Content Fingerprinting: Detecting Near-Duplicates at Scale
Two documents differ by one paragraph. They’re not identical, so their SHA-256 hashes are completely different. But they’re 95% the same content. How do you detect that without comparing every pair?
At scale, pairwise comparison is impossible. A million documents means 500 billion pairs. You need a shortcut.
SimHash#
The trick: build a hash where similar inputs produce similar outputs. Regular hashes do the opposite (tiny change, completely different hash). SimHash preserves similarity.
The algorithm: break content into features (words, n-grams). Hash each feature. For each bit position, if the feature’s hash bit is 1, add the feature’s weight. If 0, subtract it. The sign of each position becomes the final fingerprint.

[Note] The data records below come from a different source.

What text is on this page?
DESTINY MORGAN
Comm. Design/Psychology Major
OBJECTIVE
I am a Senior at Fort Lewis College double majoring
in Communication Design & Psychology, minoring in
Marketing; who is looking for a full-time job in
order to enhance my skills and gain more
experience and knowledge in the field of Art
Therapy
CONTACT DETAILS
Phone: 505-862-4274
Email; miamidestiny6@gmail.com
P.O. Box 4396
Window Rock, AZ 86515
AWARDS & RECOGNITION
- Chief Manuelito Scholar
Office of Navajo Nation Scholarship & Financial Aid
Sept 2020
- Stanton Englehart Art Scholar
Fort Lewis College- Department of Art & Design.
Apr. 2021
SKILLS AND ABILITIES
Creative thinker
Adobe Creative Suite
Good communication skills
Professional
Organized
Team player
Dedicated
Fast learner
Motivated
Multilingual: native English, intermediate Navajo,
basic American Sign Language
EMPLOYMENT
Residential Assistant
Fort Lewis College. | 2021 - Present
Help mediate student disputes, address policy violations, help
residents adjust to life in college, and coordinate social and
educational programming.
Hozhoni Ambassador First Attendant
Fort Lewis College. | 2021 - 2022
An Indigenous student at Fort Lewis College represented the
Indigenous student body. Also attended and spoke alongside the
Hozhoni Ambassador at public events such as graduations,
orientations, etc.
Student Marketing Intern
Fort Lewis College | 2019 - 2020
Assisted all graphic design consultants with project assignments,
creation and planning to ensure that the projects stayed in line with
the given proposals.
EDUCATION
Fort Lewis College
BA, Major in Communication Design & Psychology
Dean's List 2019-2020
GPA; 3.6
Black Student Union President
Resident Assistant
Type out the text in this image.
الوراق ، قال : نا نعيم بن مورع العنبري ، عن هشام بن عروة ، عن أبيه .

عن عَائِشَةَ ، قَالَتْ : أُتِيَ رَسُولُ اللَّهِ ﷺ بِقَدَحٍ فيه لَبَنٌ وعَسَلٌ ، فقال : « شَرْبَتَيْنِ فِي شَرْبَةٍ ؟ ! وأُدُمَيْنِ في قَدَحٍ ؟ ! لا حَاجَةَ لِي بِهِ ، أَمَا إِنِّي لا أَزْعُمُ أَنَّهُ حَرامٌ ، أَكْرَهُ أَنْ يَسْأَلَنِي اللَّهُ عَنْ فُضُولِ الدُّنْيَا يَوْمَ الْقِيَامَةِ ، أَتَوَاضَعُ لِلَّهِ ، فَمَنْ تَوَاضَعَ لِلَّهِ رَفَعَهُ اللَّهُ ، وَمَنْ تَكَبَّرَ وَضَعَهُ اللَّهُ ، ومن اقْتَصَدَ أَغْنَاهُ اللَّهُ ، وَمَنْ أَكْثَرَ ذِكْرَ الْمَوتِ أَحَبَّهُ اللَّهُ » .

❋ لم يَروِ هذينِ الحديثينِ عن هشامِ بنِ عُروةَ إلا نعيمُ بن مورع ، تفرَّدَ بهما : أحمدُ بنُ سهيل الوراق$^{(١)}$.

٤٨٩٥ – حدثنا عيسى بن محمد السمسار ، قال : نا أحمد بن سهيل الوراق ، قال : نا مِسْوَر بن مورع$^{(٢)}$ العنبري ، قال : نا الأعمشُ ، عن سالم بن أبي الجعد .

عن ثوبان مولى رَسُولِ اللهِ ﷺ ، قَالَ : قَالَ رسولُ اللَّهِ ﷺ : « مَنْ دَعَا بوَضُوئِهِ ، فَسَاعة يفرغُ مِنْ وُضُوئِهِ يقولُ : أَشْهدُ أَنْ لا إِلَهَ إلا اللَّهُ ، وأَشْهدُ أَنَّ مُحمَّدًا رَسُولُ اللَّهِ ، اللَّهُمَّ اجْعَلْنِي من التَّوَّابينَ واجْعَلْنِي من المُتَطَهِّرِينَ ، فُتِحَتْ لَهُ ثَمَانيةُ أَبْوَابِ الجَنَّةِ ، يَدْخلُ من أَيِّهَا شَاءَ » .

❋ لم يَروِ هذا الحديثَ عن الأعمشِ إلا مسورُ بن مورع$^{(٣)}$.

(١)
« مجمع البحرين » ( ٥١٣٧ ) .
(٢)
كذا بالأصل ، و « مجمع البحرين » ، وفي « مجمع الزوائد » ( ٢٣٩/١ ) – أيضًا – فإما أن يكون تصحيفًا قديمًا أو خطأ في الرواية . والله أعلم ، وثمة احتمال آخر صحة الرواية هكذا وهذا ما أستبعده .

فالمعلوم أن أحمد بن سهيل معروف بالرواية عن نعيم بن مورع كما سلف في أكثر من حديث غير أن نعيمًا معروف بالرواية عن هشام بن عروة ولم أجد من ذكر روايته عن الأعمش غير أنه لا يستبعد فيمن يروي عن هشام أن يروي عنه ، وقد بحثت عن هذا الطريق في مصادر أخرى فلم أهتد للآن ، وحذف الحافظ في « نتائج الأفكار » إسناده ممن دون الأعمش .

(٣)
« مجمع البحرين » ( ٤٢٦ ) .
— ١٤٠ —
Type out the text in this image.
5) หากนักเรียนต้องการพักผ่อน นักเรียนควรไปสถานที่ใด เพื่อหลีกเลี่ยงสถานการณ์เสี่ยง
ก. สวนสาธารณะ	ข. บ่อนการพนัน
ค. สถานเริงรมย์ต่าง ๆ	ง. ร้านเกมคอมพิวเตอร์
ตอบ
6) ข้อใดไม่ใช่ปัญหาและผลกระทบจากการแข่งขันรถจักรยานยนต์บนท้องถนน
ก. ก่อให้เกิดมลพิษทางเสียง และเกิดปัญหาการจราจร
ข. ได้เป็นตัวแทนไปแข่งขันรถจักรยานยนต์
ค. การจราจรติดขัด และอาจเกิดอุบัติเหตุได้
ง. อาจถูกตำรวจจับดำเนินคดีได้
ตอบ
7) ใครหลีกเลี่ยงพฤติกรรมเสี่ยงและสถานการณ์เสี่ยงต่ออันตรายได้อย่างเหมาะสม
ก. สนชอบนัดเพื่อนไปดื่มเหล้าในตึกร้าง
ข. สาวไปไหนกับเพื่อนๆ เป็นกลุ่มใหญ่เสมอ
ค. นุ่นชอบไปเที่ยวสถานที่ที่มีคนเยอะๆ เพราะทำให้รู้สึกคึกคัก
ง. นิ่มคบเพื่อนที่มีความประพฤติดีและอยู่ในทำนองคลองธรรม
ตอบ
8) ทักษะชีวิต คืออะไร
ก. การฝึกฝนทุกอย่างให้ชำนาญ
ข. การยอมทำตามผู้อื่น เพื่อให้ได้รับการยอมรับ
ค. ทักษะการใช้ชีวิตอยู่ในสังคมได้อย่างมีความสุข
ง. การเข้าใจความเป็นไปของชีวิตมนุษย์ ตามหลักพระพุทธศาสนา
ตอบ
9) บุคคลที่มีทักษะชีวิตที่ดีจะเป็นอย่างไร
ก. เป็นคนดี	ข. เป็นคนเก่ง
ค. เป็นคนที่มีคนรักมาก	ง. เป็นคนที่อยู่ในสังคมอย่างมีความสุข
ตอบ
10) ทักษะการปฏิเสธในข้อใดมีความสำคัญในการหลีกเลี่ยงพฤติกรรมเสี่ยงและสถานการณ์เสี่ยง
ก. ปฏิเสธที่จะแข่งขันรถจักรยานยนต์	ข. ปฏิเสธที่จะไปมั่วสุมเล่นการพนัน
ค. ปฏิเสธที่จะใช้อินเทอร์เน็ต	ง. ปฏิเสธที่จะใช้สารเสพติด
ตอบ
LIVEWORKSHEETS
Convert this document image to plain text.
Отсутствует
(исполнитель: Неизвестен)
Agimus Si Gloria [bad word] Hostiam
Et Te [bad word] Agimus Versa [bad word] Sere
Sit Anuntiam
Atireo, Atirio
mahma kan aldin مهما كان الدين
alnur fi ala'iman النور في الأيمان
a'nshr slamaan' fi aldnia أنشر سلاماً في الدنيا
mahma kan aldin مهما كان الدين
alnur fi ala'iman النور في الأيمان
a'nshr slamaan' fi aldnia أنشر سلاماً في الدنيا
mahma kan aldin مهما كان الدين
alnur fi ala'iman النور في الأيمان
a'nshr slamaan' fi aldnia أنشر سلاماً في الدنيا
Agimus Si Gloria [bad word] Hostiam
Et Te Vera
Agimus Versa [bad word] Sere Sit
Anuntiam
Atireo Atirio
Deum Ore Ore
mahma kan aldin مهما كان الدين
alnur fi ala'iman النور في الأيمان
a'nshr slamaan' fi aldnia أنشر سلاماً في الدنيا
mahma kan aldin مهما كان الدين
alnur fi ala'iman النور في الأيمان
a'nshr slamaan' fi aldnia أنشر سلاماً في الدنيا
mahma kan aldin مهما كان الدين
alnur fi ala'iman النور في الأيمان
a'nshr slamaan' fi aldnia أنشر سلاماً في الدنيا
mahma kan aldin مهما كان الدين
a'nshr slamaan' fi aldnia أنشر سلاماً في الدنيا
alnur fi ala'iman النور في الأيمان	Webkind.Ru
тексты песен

public long simhash(String content) {
int[] bitCounts = new int[64];
for (String token : tokenize(content)) {
long hash = murmurHash(token);
for (int i = 0; i < 64; i++) {
bitCounts[i] += ((hash >> i) & 1) == 1 ? 1 : -1;
}
}
long fingerprint = 0;
for (int i = 0; i < 64; i++) {
if (bitCounts[i] > 0) fingerprint |= (1L << i);
}
return fingerprint;
}
Two similar documents produce fingerprints that differ in only a few bits. Measure similarity with Hamming distance (count differing bits). Hamming distance of 3 out of 64 bits? Very similar. Distance of 30? Completely different.
The Probabilistic Family#
SimHash sits alongside bloom filters and HyperLogLog. All three trade exact answers for massive space savings. Bloom filters answer “have I seen this before?” HyperLogLog answers “how many unique items?” SimHash answers “how similar are these two items?”
A 64-bit SimHash fingerprint replaces comparing entire documents. Store the fingerprint, not the content. Compare fingerprints, not documents.
At Oracle, we had a problem with near-identical NSSF configuration payloads from different network functions. Slightly different metadata, same actual config. These duplicates were clogging our processing pipeline. We added SimHash fingerprinting at ingestion: hash the config payload, compare against recent fingerprints. Hamming distance under 5? Flag as likely duplicate and skip redundant processing. Cut processing volume by roughly 30% during bulk registration events.
What I’m Learning#
Content fingerprinting changes the question from “are these identical?” to “are these similar enough?” That shift matters at scale. You can’t afford to compare everything against everything. But a 64-bit fingerprint per document lets you find near-duplicates in constant time per comparison.
The threshold (how many bits of difference is “similar enough?”) is the design decision. Too strict and you miss duplicates. Too loose and you get false matches.
What near-duplicate problems have you encountered in your systems?